– Ну, помолчи, помолчи!
Пузо Анискина лежало на его коленях, как мешок с отрубями, а вот Панка сидела длинная и узкая, как остяцкий обласок, и Анискин вдруг подумал: «Лопну я в одночасье!» От этой мысли он рассердился и сказал:
– Конечно, тебе бояться нечего! Такая, как ты, и в тюрьме мужика найдет…
– В тюрьме, Федор Иванович, мужиков порошком поят, чтобы они о бабах не мечтали.
Анискин улыбнулся – большое удивление производила на него Панка. Вправду, ни страху, ни печали не было на ее лице, открытыми еще глазами она любопытно и добро смотрела на все то, что было вокруг – на веселое солнце, на трехногого Шарика, на деревню, которая по-воскресному просыпалась поздно, на Анискина. Панка сладко поежилась под теплым солнцем, щурилась и походила на зимнего кота, что привалился к теплой печке.
– А ну, Панка, расскажи, почему у тебя постоянного мужика нет? – спросил Анискин, садясь в прежнее положение и закрывая глаза. – Ежели мне ты это объяснишь, то тебе большое облегчение будет… Давай докладывай!.. Ну!
Панка молчала, и Анискин открыл глаза.
– А?
– Федор Иванович, – радостно сказала Панка, – вот ты скажи, почему мне с тобой разговаривать весело?
– Докладывай, докладывай!
– У меня, Федор Иванович, потому постоянного мужика нет, что они у меня все в большие люди выходят… Вот так и знай: если я возьму какого мужика хоть на год, то он непременно в бригадиры выйдет или повыше.
– А потом чего?
– В бригадирах меня мужик бросает.
– А вот это через чего получается?
– Через мою неверность, Федор Иванович…
У Анискина хоть и были закрыты глаза, он все равно увидел, как Панка улыбнулась добрыми губами и как потерлась щекой о собственное плечо. Это у нее была такая привычка.
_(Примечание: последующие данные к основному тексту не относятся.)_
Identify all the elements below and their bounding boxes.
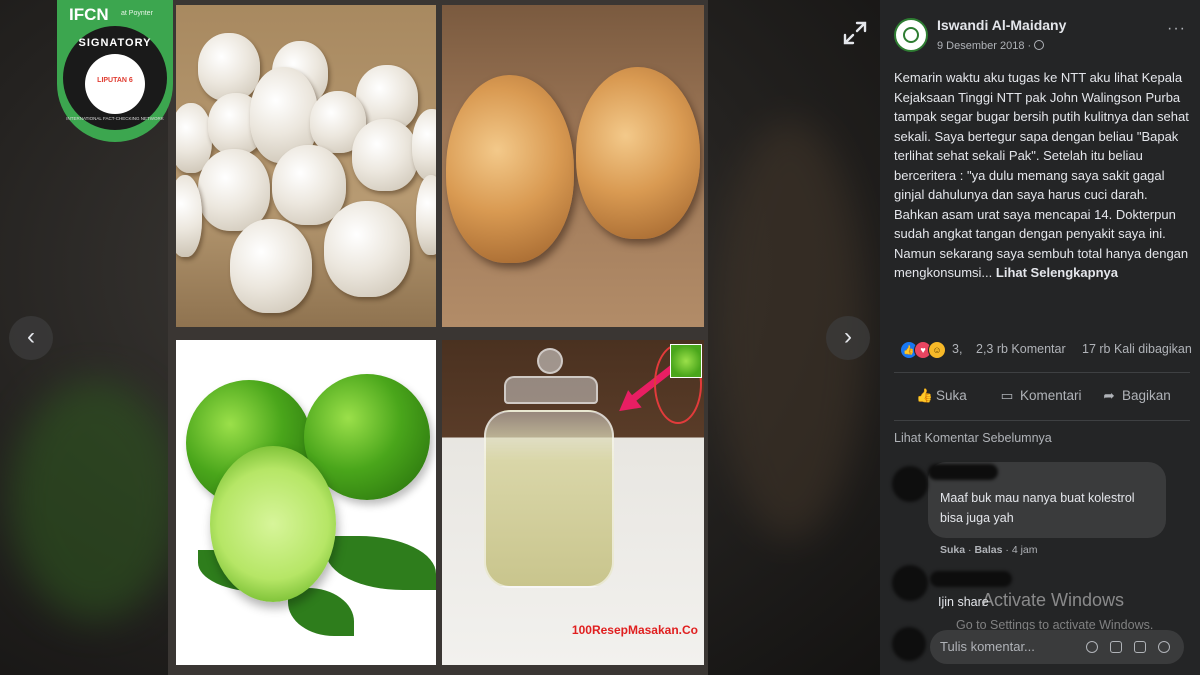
ifcn-poynter: at Poynter <box>121 10 153 17</box>
divider <box>894 372 1190 373</box>
garlic-bulb <box>416 175 436 255</box>
jar-photo: 100ResepMasakan.Co <box>442 340 704 665</box>
comment-reply-link[interactable]: Balas <box>974 544 1002 556</box>
garlic-bulb <box>352 119 418 191</box>
ifcn-logo: IFCN <box>69 5 109 24</box>
post-body: Kemarin waktu aku tugas ke NTT aku lihat… <box>894 68 1192 283</box>
jar-body <box>484 410 614 588</box>
comment-text: Maaf buk mau nanya buat kolestrol bisa j… <box>940 491 1135 525</box>
comment-count[interactable]: 2,3 rb Komentar <box>976 342 1066 356</box>
reaction-count[interactable]: 3, <box>952 342 962 356</box>
share-label: Bagikan <box>1122 388 1171 403</box>
post-date[interactable]: 9 Desember 2018 · <box>937 40 1045 52</box>
onion <box>576 67 700 239</box>
garlic-bulb <box>324 201 410 297</box>
photo-watermark: 100ResepMasakan.Co <box>571 623 698 637</box>
author-avatar[interactable] <box>894 18 928 52</box>
post-body-text: Kemarin waktu aku tugas ke NTT aku lihat… <box>894 70 1189 280</box>
comment-input[interactable]: Tulis komentar... <box>930 630 1184 664</box>
divider <box>894 420 1190 421</box>
garlic-bulb <box>198 149 270 231</box>
post-date-text: 9 Desember 2018 · <box>937 40 1032 52</box>
comment-meta: Suka · Balas · 4 jam <box>940 544 1038 556</box>
comment-like-link[interactable]: Suka <box>940 544 965 556</box>
next-photo-button[interactable]: › <box>826 316 870 360</box>
current-user-avatar <box>892 627 926 661</box>
ifcn-seal: SIGNATORY LIPUTAN 6 INTERNATIONAL FACT-C… <box>63 26 167 130</box>
see-more-link[interactable]: Lihat Selengkapnya <box>996 265 1118 280</box>
background-blur-left <box>10 380 180 620</box>
haha-reaction-icon[interactable]: ☺ <box>928 341 946 359</box>
share-icon: ➦ <box>1103 388 1115 403</box>
globe-icon <box>1034 40 1045 50</box>
camera-icon[interactable] <box>1110 641 1122 653</box>
windows-activation-title: Activate Windows <box>982 590 1125 610</box>
expand-icon[interactable] <box>842 20 868 46</box>
garlic-photo <box>176 5 436 327</box>
onion <box>446 75 574 263</box>
ifcn-network: INTERNATIONAL FACT-CHECKING NETWORK <box>66 116 164 121</box>
author-name[interactable]: Iswandi Al-Maidany <box>937 17 1066 33</box>
emoji-icon[interactable] <box>1086 641 1098 653</box>
ifcn-org: LIPUTAN 6 <box>97 77 133 84</box>
comment-input-placeholder: Tulis komentar... <box>940 639 1035 654</box>
share-button[interactable]: ➦ Bagikan <box>1102 388 1171 404</box>
photo-viewer: 100ResepMasakan.Co ‹ › IFCN at Poynter S… <box>0 0 880 675</box>
lime-thumbnail <box>670 344 702 378</box>
comment-label: Komentari <box>1020 388 1082 403</box>
garlic-bulb <box>198 33 260 101</box>
comment-time[interactable]: 4 jam <box>1012 544 1038 556</box>
photo-collage[interactable]: 100ResepMasakan.Co <box>168 0 708 675</box>
onion-photo <box>442 5 704 327</box>
action-bar: 👍 Suka ▭ Komentari ➦ Bagikan <box>894 386 1190 410</box>
lime-half <box>210 446 336 602</box>
view-previous-comments-link[interactable]: Lihat Komentar Sebelumnya <box>894 431 1052 445</box>
commenter-avatar[interactable] <box>892 466 928 502</box>
like-button[interactable]: 👍 Suka <box>916 388 967 404</box>
gif-icon[interactable] <box>1134 641 1146 653</box>
jar-lid-knob <box>537 348 563 374</box>
post-panel: Iswandi Al-Maidany 9 Desember 2018 · ···… <box>880 0 1200 675</box>
garlic-bulb <box>412 109 436 181</box>
like-label: Suka <box>936 388 967 403</box>
commenter-avatar[interactable] <box>892 565 928 601</box>
comment-icon: ▭ <box>1000 388 1014 403</box>
ifcn-signatory: SIGNATORY <box>78 37 152 49</box>
share-count[interactable]: 17 rb Kali dibagikan <box>1082 342 1192 356</box>
reaction-bar: 👍 ♥ ☺ 3, 2,3 rb Komentar 17 rb Kali diba… <box>894 340 1194 360</box>
like-icon: 👍 <box>916 388 933 403</box>
jar-lid <box>504 376 598 404</box>
avatar-emblem <box>903 27 919 43</box>
previous-photo-button[interactable]: ‹ <box>9 316 53 360</box>
lime-leaf <box>326 536 436 590</box>
more-options-icon[interactable]: ··· <box>1167 20 1186 38</box>
garlic-bulb <box>230 219 312 313</box>
commenter-name-redacted <box>928 464 998 480</box>
ifcn-badge: IFCN at Poynter SIGNATORY LIPUTAN 6 INTE… <box>57 0 173 142</box>
lime-photo <box>176 340 436 665</box>
ifcn-org-circle: LIPUTAN 6 <box>85 54 145 114</box>
sticker-icon[interactable] <box>1158 641 1170 653</box>
commenter-name-redacted <box>930 571 1012 587</box>
comment-button[interactable]: ▭ Komentari <box>1000 388 1082 404</box>
garlic-bulb <box>272 145 346 225</box>
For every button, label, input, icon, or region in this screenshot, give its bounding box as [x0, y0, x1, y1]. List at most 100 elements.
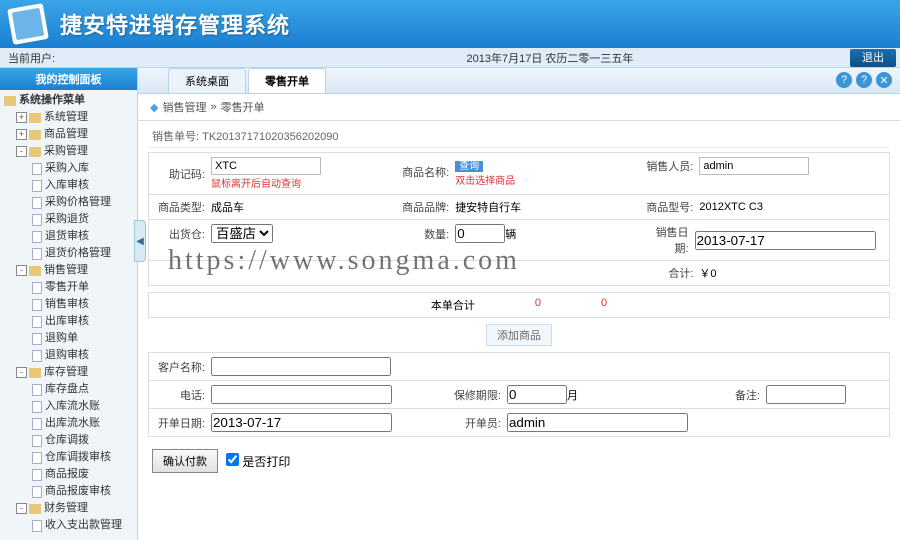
order-number-row: 销售单号: TK20137171020356202090 [148, 125, 890, 148]
operator-label: 开单员: [451, 415, 507, 431]
expand-icon[interactable]: + [16, 129, 27, 140]
mnemonic-label: 助记码: [155, 166, 211, 182]
tree-item[interactable]: 销售审核 [2, 296, 135, 313]
open-date-label: 开单日期: [155, 415, 211, 431]
customer-name-input[interactable] [211, 357, 391, 376]
sidebar-collapse-button[interactable]: ◀ [134, 220, 146, 262]
current-date: 2013年7月17日 农历二零一三五年 [250, 50, 850, 66]
doc-icon [32, 520, 42, 532]
product-name-label: 商品名称: [399, 164, 455, 180]
tab-desktop[interactable]: 系统桌面 [168, 68, 246, 93]
doc-icon [32, 248, 42, 260]
sidebar-header: 我的控制面板 [0, 68, 137, 90]
tree-item[interactable]: 出库流水账 [2, 415, 135, 432]
tree-item[interactable]: 采购入库 [2, 160, 135, 177]
tree-item[interactable]: 入库流水账 [2, 398, 135, 415]
print-checkbox[interactable] [226, 453, 239, 466]
tree-item[interactable]: 退购单 [2, 330, 135, 347]
salesperson-input[interactable] [699, 157, 809, 175]
status-bar: 当前用户: 2013年7月17日 农历二零一三五年 退出 [0, 48, 900, 68]
product-form-group: 助记码: 鼠标离开后自动查询 商品名称: 查询双击选择商品 销售人员: 商品类型… [148, 152, 890, 286]
folder-icon [29, 113, 41, 123]
operator-input[interactable] [507, 413, 688, 432]
tree-item[interactable]: 采购价格管理 [2, 194, 135, 211]
tree-item[interactable]: 零售开单 [2, 279, 135, 296]
tree-group-purchase[interactable]: -采购管理 [2, 143, 135, 160]
doc-icon [32, 469, 42, 481]
help-icon[interactable]: ? [836, 72, 852, 88]
tree-group-product[interactable]: +商品管理 [2, 126, 135, 143]
tree-group-stock[interactable]: -库存管理 [2, 364, 135, 381]
remark-input[interactable] [766, 385, 846, 404]
doc-icon [32, 214, 42, 226]
sale-date-input[interactable] [695, 231, 876, 250]
collapse-icon[interactable]: - [16, 265, 27, 276]
order-number-value: TK20137171020356202090 [202, 131, 338, 143]
doc-icon [32, 316, 42, 328]
doc-icon [32, 299, 42, 311]
tree-item[interactable]: 入库审核 [2, 177, 135, 194]
quantity-input[interactable] [455, 224, 505, 243]
doc-icon [32, 163, 42, 175]
folder-icon [29, 130, 41, 140]
product-type-label: 商品类型: [155, 199, 211, 215]
tree-item[interactable]: 商品报废 [2, 466, 135, 483]
warehouse-select[interactable]: 百盛店 [211, 224, 273, 243]
warranty-input[interactable] [507, 385, 567, 404]
doc-icon [32, 384, 42, 396]
close-tab-icon[interactable]: ✕ [876, 72, 892, 88]
brand-value: 捷安特自行车 [455, 199, 521, 215]
product-search-button[interactable]: 查询 [455, 161, 483, 172]
tree-item[interactable]: 退货价格管理 [2, 245, 135, 262]
mnemonic-hint: 鼠标离开后自动查询 [211, 179, 301, 190]
tree-group-system[interactable]: +系统管理 [2, 109, 135, 126]
tree-item[interactable]: 库存盘点 [2, 381, 135, 398]
tree-item[interactable]: 退购审核 [2, 347, 135, 364]
confirm-payment-button[interactable]: 确认付款 [152, 449, 218, 473]
doc-icon [32, 197, 42, 209]
model-value: 2012XTC C3 [699, 201, 763, 213]
tab-retail-order[interactable]: 零售开单 [248, 68, 326, 93]
collapse-icon[interactable]: - [16, 367, 27, 378]
tree-group-finance[interactable]: -财务管理 [2, 500, 135, 517]
collapse-icon[interactable]: - [16, 146, 27, 157]
doc-icon [32, 282, 42, 294]
tree-item[interactable]: 退货审核 [2, 228, 135, 245]
folder-icon [29, 504, 41, 514]
expand-icon[interactable]: + [16, 112, 27, 123]
customer-name-label: 客户名称: [155, 359, 211, 375]
tree-item[interactable]: 仓库调拨审核 [2, 449, 135, 466]
collapse-icon[interactable]: - [16, 503, 27, 514]
breadcrumb: ◆ 销售管理 » 零售开单 [138, 94, 900, 121]
tree-group-sales[interactable]: -销售管理 [2, 262, 135, 279]
print-checkbox-label[interactable]: 是否打印 [226, 453, 290, 470]
open-date-input[interactable] [211, 413, 392, 432]
subtotal-qty: 0 [535, 297, 541, 313]
doc-icon [32, 180, 42, 192]
sale-date-label: 销售日期: [643, 224, 694, 256]
tree-item[interactable]: 商品报废审核 [2, 483, 135, 500]
brand-label: 商品品牌: [399, 199, 455, 215]
phone-input[interactable] [211, 385, 392, 404]
doc-icon [32, 452, 42, 464]
mnemonic-input[interactable] [211, 157, 321, 175]
info-icon[interactable]: ? [856, 72, 872, 88]
breadcrumb-sep: » [210, 101, 216, 113]
total-value: ￥0 [699, 265, 716, 281]
diamond-icon: ◆ [150, 101, 158, 114]
tree-item[interactable]: 采购退货 [2, 211, 135, 228]
doc-icon [32, 435, 42, 447]
tree-item[interactable]: 收入支出款管理 [2, 517, 135, 534]
model-label: 商品型号: [643, 199, 699, 215]
quantity-unit: 辆 [505, 226, 516, 242]
product-type-value: 成品车 [211, 199, 244, 215]
tree-item[interactable]: 出库审核 [2, 313, 135, 330]
breadcrumb-parent[interactable]: 销售管理 [162, 99, 206, 115]
tree-root[interactable]: 系统操作菜单 [2, 92, 135, 109]
tree-item[interactable]: 仓库调拨 [2, 432, 135, 449]
product-hint: 双击选择商品 [455, 176, 515, 187]
add-product-button[interactable]: 添加商品 [486, 324, 552, 346]
warranty-unit: 月 [567, 387, 578, 403]
sidebar: 我的控制面板 系统操作菜单 +系统管理 +商品管理 -采购管理 采购入库 入库审… [0, 68, 138, 540]
exit-button[interactable]: 退出 [850, 49, 896, 67]
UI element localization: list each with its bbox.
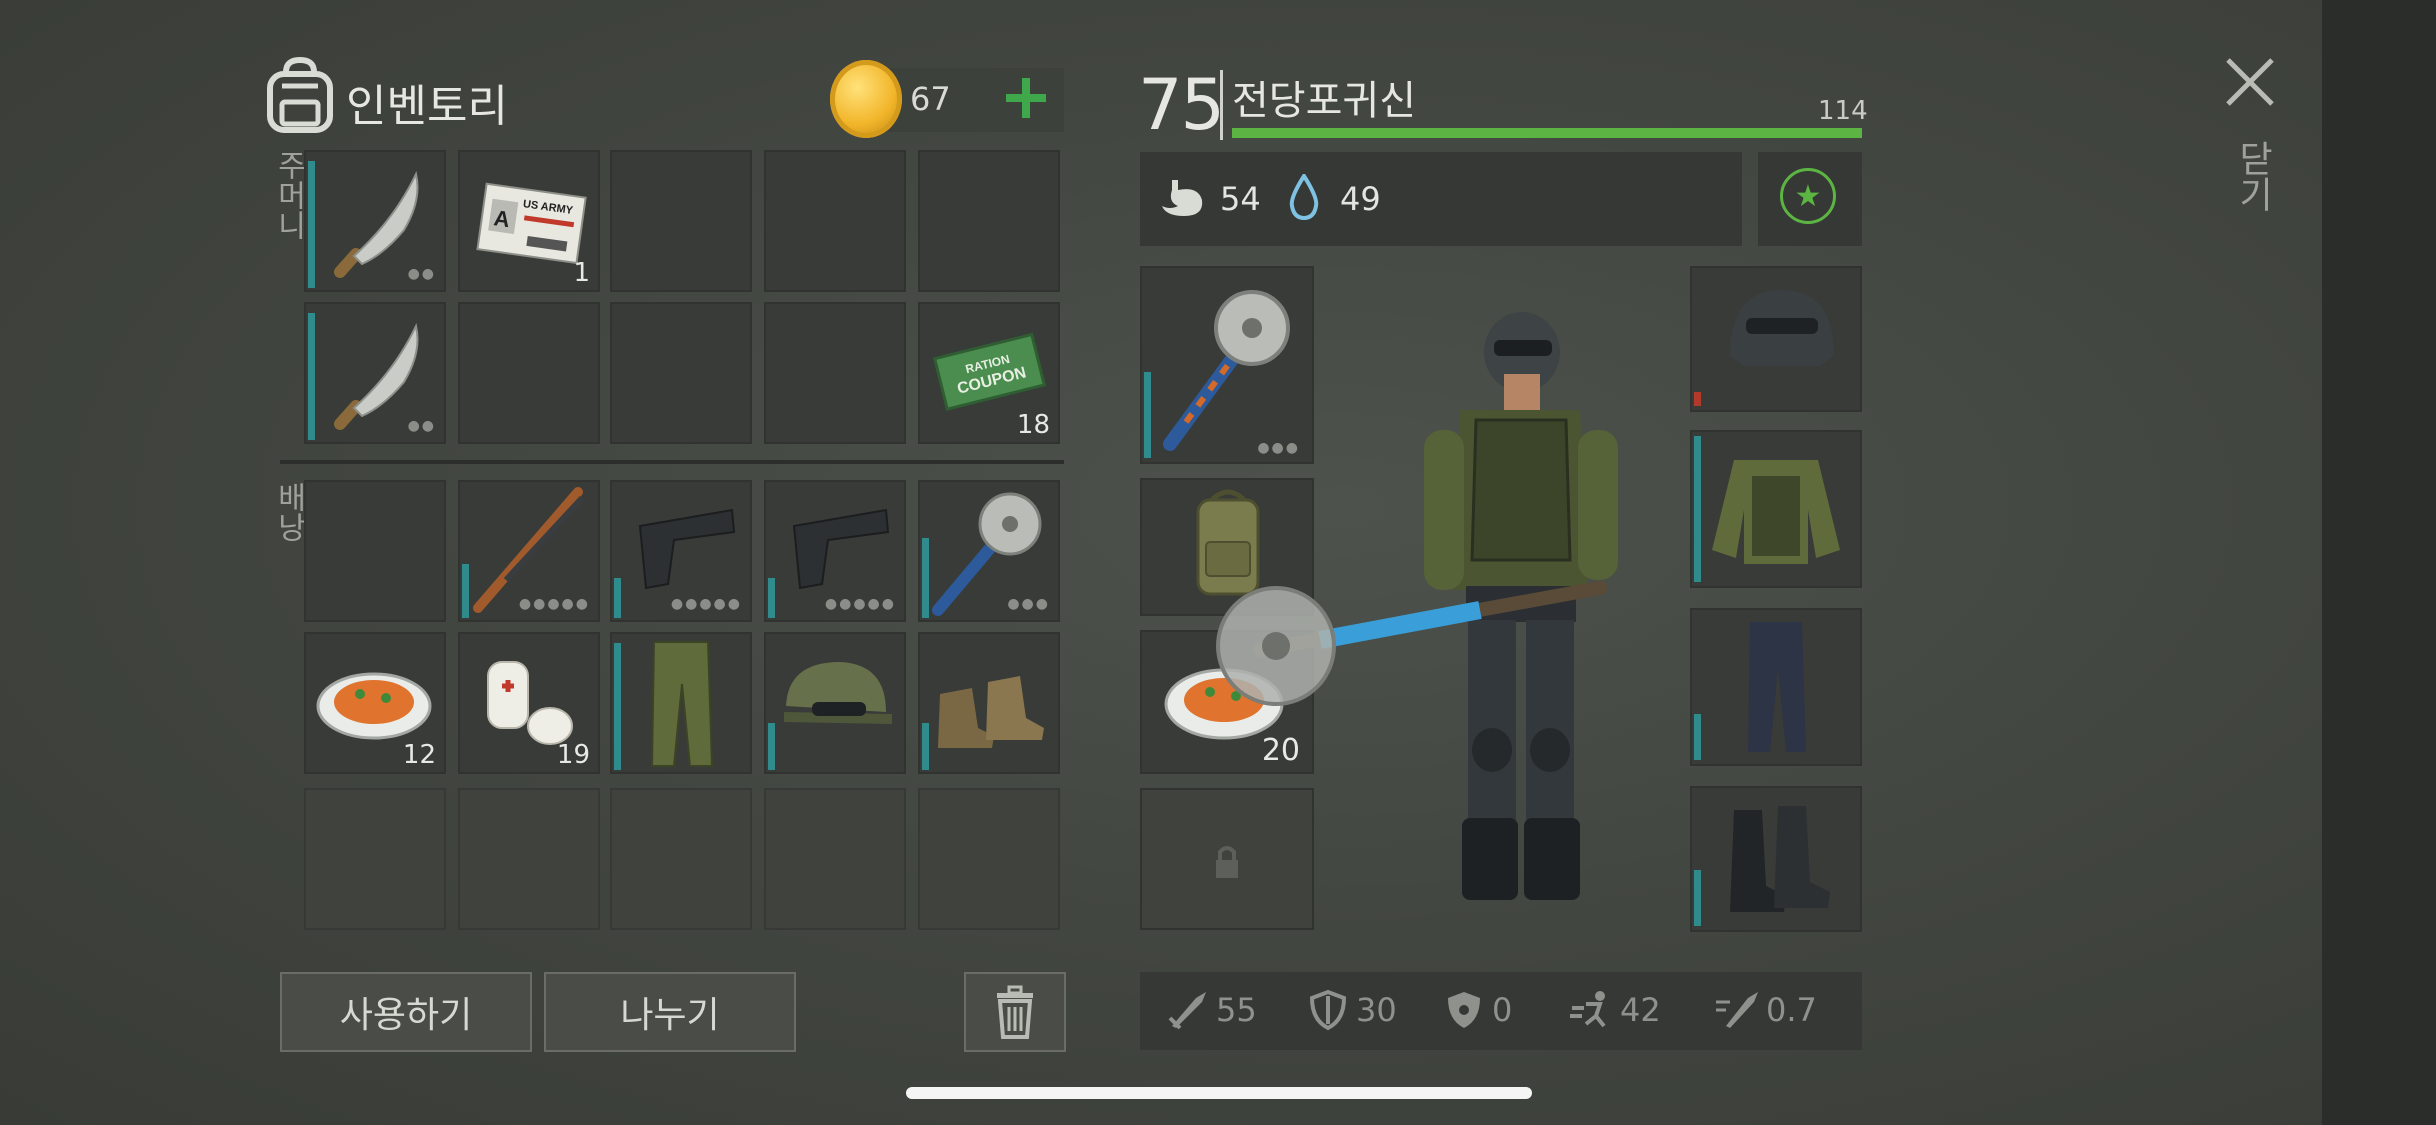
quick-slot-count: 20 [1261,733,1300,768]
boots-icon [938,676,1044,748]
item-count: 12 [402,740,436,770]
running-icon [1570,991,1606,1028]
inventory-slot-camo-cap[interactable] [764,632,906,774]
radiation-shield-icon [1448,992,1480,1028]
inventory-slot-saw-blade-club[interactable]: ●●● [918,480,1060,622]
xp-bar-fill [1232,128,1862,138]
inventory-slot-pistol[interactable]: ●●●●● [764,480,906,622]
trash-icon [997,985,1033,1039]
speed-stat: 42 [1570,988,1661,1032]
split-button[interactable]: 나누기 [544,972,796,1052]
inventory-slot-ration-coupon[interactable]: RATION COUPON 18 [918,302,1060,444]
water-drop-icon [1289,174,1319,220]
inventory-slot-machete[interactable]: ●● [304,150,446,292]
backpack-icon [267,56,333,133]
thirst-value: 49 [1340,180,1381,218]
stomach-icon [1162,180,1203,216]
pants-slot[interactable] [1690,608,1862,766]
character-name: 전당포귀신 [1232,78,1416,124]
inventory-slot-pistol[interactable]: ●●●●● [610,480,752,622]
durability-dots: ●●● [1007,596,1050,612]
close-label[interactable]: 닫기 [2226,140,2278,212]
inventory-slot-us-army-id-card[interactable]: A US ARMY 1 [458,150,600,292]
tactical-pants-icon [1748,622,1806,752]
durability-dots: ●●●●● [824,596,896,612]
inventory-slot-empty[interactable] [610,788,752,930]
inventory-slot-machete[interactable]: ●● [304,302,446,444]
camo-pants-icon [650,641,714,767]
home-indicator [906,1087,1532,1099]
equipped-weapon-model [1216,581,1607,706]
defense-stat: 30 [1306,988,1397,1032]
lock-icon [1216,846,1238,878]
weapon-durability-dots: ●●● [1257,440,1300,456]
speed-value: 42 [1620,991,1661,1029]
close-icon[interactable] [2222,54,2278,110]
inventory-slot-empty[interactable] [610,302,752,444]
inventory-title: 인벤토리 [346,81,508,132]
defense-value: 30 [1356,991,1397,1029]
star-icon: ★ [1794,178,1822,214]
use-button[interactable]: 사용하기 [280,972,532,1052]
saw-blade-club-icon [1163,290,1290,451]
boots-slot[interactable] [1690,786,1862,932]
star-button[interactable]: ★ [1780,168,1836,224]
level-separator [1220,70,1223,140]
item-count: 19 [556,740,590,770]
trash-button[interactable] [964,972,1066,1052]
section-divider [280,460,1064,464]
inventory-slot-camo-pants[interactable] [610,632,752,774]
attack-speed-value: 0.7 [1766,991,1817,1029]
inventory-slot-empty[interactable] [764,150,906,292]
inventory-slot-empty[interactable] [764,302,906,444]
add-coins-button[interactable] [1004,76,1048,120]
inventory-slot-boots[interactable] [918,632,1060,774]
durability-dots: ●● [407,266,436,282]
attack-speed-stat: 0.7 [1716,988,1817,1032]
inventory-slot-empty[interactable] [610,150,752,292]
locked-slot[interactable] [1140,788,1314,930]
inventory-slot-empty[interactable] [304,788,446,930]
inventory-slot-shotgun[interactable]: ●●●●● [458,480,600,622]
inventory-slot-empty[interactable] [918,788,1060,930]
inventory-slot-bandage[interactable]: 19 [458,632,600,774]
radiation-stat: 0 [1442,988,1512,1032]
sword-icon [1168,992,1206,1030]
inventory-slot-empty[interactable] [458,788,600,930]
inventory-slot-empty[interactable] [304,480,446,622]
weapon-slot[interactable]: ●●● [1140,266,1314,464]
coin-count: 67 [910,80,951,118]
right-edge-strip [2322,0,2436,1125]
helmet-slot[interactable] [1690,266,1862,412]
attack-stat: 55 [1166,988,1257,1032]
durability-dots: ●●●●● [670,596,742,612]
durability-dots: ●● [407,418,436,434]
coin-icon [830,60,902,138]
combat-boots-icon [1730,806,1830,912]
durability-dots: ●●●●● [518,596,590,612]
attack-value: 55 [1216,991,1257,1029]
character-level: 75 [1138,64,1225,146]
hunger-value: 54 [1220,180,1261,218]
camo-cap-icon [784,662,892,724]
inventory-slot-empty[interactable] [764,788,906,930]
inventory-slot-food-plate[interactable]: 12 [304,632,446,774]
tactical-vest-icon [1712,460,1840,564]
helmet-icon [1730,290,1834,366]
item-count: 1 [573,258,590,288]
inventory-slot-empty[interactable] [458,302,600,444]
radiation-value: 0 [1492,991,1513,1029]
xp-max-value: 114 [1818,96,1868,126]
inventory-slot-empty[interactable] [918,150,1060,292]
shield-icon [1309,989,1347,1031]
body-armor-slot[interactable] [1690,430,1862,588]
item-count: 18 [1016,410,1050,440]
fast-sword-icon [1716,992,1758,1028]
– Я, Федор Иванович, мужику, как он в бригадиры выйдет, сейчас же неверность делаю…
– Помолчи, помолчи…
– Молчу, Федор Иванович!
Солнце набрало такую силу, что пробивалось сквозь сомкнутые веки, но Анискин глаза не открывал, не двигался, а только посапывал, сообразив, что Панка говорит правду… Гришка Стамесов, прожив у нее чуть меньше года, подался на выучку в город, Гошка Кашлев вышел в заместители председателя, а Василий Огнев ходил в мастерах на шпалозаводе.
– Ты какие газеты выписываешь, Панка? – спросил Анискин.
– «Сельскую жизнь» и «Комсомольскую правду», Федор Иванович.
– А в доярках какой год ходишь?
– Это, Федор Иванович, сказать нельзя… Я, поди, лет десяти начала коров-то доить. Война же была, Федор Иванович!
– Ну, молчи, молчи…
Всего седьмой час шел, а Анискину уже было жарко – попадая в легкие, теплый воздух распирал грудь, колом становился в гортани. Не было житья Анискину в жаркие дни, одно спасенье имелось – поменьше двигаться. Потом он, не шевелясь, сказал:
– Ты, может, дура, Панка!
– Это, Федор Иванович, надо подумать…
Такой дикости Анискин в жизни не видел – Панка ласково потерлась щекой о собственное плечо, опростала друг от друга губы, заплывающими глазами посмотрела на веселое солнце. Прежняя тихость и ласковость были в Панке, довольство всем, что видит и слышит. «Она, может быть, чокнутая!» – вдруг решил Анискин, заглядывая ей в лицо.
– А?
Пахло от Панки вчерашней самогонкой, одеколонами и пудрами, а поверх всего лежал тягучий, сладкий и по-ночному темный запах ситцевых подушек, сушеного сена и отбеленного на морозце холста.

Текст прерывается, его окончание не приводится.